Common antibody stripping methods include:
- Citrate buffer + high temperature – A gentler option but may leave some residual signal
- Commercial stripping reagents – Cost a little more and can be more harsh on the tissue, but very effective
A successful cyclic labelling experiment also requires gentle coverslip removal. Try immersing your slides vertically in warm PBS and let the coverslips fall off by themselves. The less force you apply, the better the tissue will fare across multiple rounds.
📚 Validated Workflows: Our group and others have validated these antibody stripping cyclic-labelling workflows. Check out our publications showing reproducible multi-round staining with minimal loss of tissue integrity: Murray et al. (2022) and Osterman et al. (2025).
Data Alignment and Analysis
One of the biggest technical challenges of cyclic labelling is image alignment across rounds. Even slight damage during coverslip removal can cause problems when merging datasets.

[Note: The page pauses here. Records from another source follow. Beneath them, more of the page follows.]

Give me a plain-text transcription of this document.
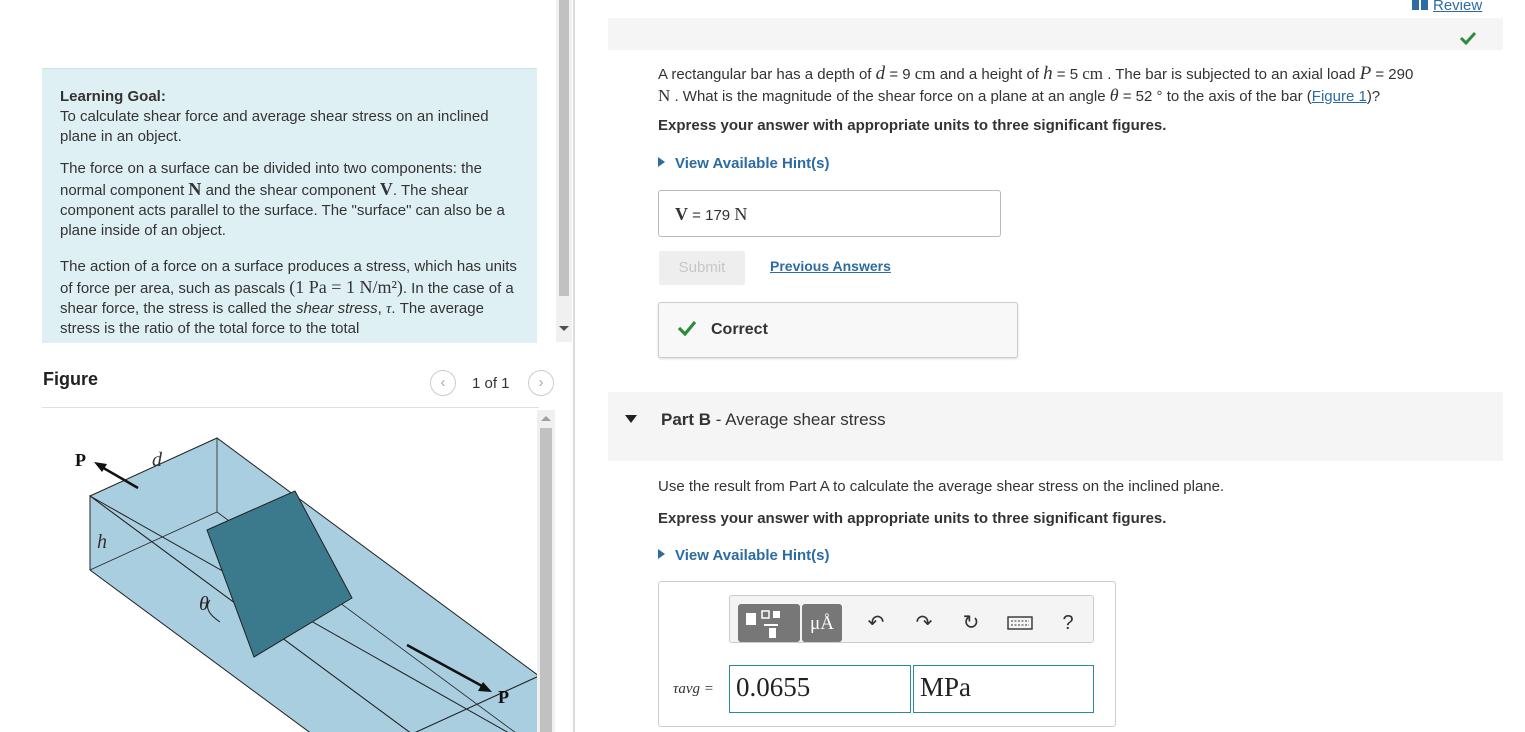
Learning Goal:
To calculate shear force and average shear stress on an inclined plane in an object.

The force on a surface can be divided into two components: the normal component N and the shear component V. The shear component acts parallel to the surface. The "surface" can also be a plane inside of an object.

The action of a force on a surface produces a stress, which has units of force per area, such as pascals (1 Pa = 1 N/m²). In the case of a shear force, the stress is called the shear stress, τ. The average stress is the ratio of the total force to the total

Figure	‹	1 of 1	›
P	d
h
θ
P
Review
A rectangular bar has a depth of d = 9 cm and a height of h = 5 cm . The bar is subjected to an axial load P = 290
N . What is the magnitude of the shear force on a plane at an angle θ = 52 ° to the axis of the bar (Figure 1)?
Express your answer with appropriate units to three significant figures.
View Available Hint(s)
V = 179 N
Submit	Previous Answers
Correct
Part B - Average shear stress
Use the result from Part A to calculate the average shear stress on the inclined plane.
Express your answer with appropriate units to three significant figures.
View Available Hint(s)
μÅ	↶ ↷ ↻	?
τavg = 0.0655	MPa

Fortunately, there are free and open-source tools that help with affine image transformation. Our team uses Warpy – a QuPath and ImageJ plugin that enables elastic registration of large histology images.
What Warpy enables:
- Accurate alignment of sequential staining rounds
- Creation of single multiplex datasets from multiple rounds
- Handling of large histology images efficiently
Tools like Warpy allow you to accurately align sequential rounds of staining, creating a single comprehensive multiplex dataset ready for analysis.
Managing Antibodies and Experiments with AbTrove
Planning a multiplex experiment requires meticulous management of reagents. Keeping track of which antibodies were used, at what dilutions, with which secondary, and in which cycle can quickly become overwhelming.
That's where AbTrove comes in. AbTrove helps researchers manage their antibody libraries, track metadata, and generate experiment sheets that you can tailor for multiplexing workflows.
Key features for multiplex IHC:
- Track antibody dilutions and conditions across multiple rounds
- Generate custom experiment sheets for cyclic labelling protocols
- Share optimised antibody panels with lab members
- Improve experimental reproducibility
- Avoid costly reagent mix-ups
By centralizing this information, you can streamline the experimental planning process—saving both time and money.
Ready to Streamline Your Multiplex Workflow?
Join researchers who are saving hours on antibody management
Try AbTrove Free →Conclusion
Multiplex IHC using cyclic labelling is a powerful, accessible, and cost-effective alternative to high-end commercial platforms. By combining careful antibody design, thoughtful fluorophore selection, and reliable stripping/alignment workflows, it's possible to scale single panels into large, spatially rich datasets. With tools like AbTrove supporting antibody management, the technical and organizational barriers to multiplex IHC are lower than ever—opening the door to deeper insights into tissue biology.